I write of my beloved older brothers because I receive so much email from women who were incested by their brothers and are still filled with anguish and sorrow at the memories. I so understand their emotional pain as my father raped me when I was thirteen, setting off five years of sexual, emotional and physical abuse. I say physical because my mother found out what he was doing, blamed me and made sure I received regular beatings from my father’s belt. She also told friends of ours that I was no good, unclean, dishonest, an evil person not to be trusted. Thank God I found out years later that the very people she said this to thought just the opposite of me and wondered why she was so insistent in her opinions. During all my years, the love and support and playfulness of my brother helped sustain me. I am sad that people I speak with who were sexually abused by brothers were never able to experience the love and support I had from mine. Dad showed us how to clean our 22 rifles, take them apart and memorizing the name of each part. He had been in the Marine Corp during World War II and guns were a large part of his life. He wanted my brothers and me to know how to use them properly. We went rabbit hunting in the winter and prairie dog hunting in the spring. It produced joyful memories to balance the dark and ugly ones.
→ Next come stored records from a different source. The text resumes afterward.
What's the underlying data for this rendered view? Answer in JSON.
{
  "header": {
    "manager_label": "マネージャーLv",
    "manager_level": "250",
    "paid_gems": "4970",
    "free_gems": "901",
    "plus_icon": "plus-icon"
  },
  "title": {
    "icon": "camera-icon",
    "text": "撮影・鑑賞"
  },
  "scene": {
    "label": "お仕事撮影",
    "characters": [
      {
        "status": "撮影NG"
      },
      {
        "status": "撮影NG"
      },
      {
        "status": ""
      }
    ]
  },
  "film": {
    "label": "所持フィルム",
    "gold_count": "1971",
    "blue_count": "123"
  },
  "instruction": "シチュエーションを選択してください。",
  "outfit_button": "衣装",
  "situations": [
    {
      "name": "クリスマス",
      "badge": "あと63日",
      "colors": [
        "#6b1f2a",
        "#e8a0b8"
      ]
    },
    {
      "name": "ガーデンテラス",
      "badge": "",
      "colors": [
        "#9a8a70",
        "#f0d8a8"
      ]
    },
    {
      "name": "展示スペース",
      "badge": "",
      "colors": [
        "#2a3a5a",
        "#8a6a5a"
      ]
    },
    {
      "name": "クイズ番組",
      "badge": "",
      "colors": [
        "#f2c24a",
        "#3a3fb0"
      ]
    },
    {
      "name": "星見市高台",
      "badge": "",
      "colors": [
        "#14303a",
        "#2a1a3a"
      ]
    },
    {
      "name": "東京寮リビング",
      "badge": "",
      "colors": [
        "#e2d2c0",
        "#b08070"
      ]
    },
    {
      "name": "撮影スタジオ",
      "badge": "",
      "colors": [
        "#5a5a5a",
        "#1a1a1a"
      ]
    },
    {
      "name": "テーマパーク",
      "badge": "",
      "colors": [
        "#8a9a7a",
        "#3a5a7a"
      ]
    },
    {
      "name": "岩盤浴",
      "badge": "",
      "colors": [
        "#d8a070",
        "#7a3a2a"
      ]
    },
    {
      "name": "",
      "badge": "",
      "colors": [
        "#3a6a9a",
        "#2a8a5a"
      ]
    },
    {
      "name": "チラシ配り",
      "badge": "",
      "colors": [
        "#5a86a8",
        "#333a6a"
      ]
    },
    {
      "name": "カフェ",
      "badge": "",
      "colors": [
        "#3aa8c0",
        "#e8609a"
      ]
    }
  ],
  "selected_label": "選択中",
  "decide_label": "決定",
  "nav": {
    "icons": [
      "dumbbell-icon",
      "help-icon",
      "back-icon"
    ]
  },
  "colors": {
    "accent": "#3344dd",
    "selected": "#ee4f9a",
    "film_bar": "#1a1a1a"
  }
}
All of us wounded children have some little pocket of joy in our life that we draw on. Perhaps we had a grandmother we adored, our maybe a grandfather who took us fishing or rowing a boat 0n the lake. Maybe we had a teacher that took a special interest in us, who nurtured our minds. Perhaps we hid in books, books that carried us away to other lands and other people. Maybe your parents loved you but didn’t know about the sexual abuse from your brothers. In the life of everyone, amidst the dark storms someone or something transformed us, protected us, gave us a lifeline, and kept us going. If we draw on those memories, locking our darker ones into a room never to be opened (unless we are going through recovery and need to open the doors so we can learn how to mend) then we will be able, one day at a time, to learn to love life again.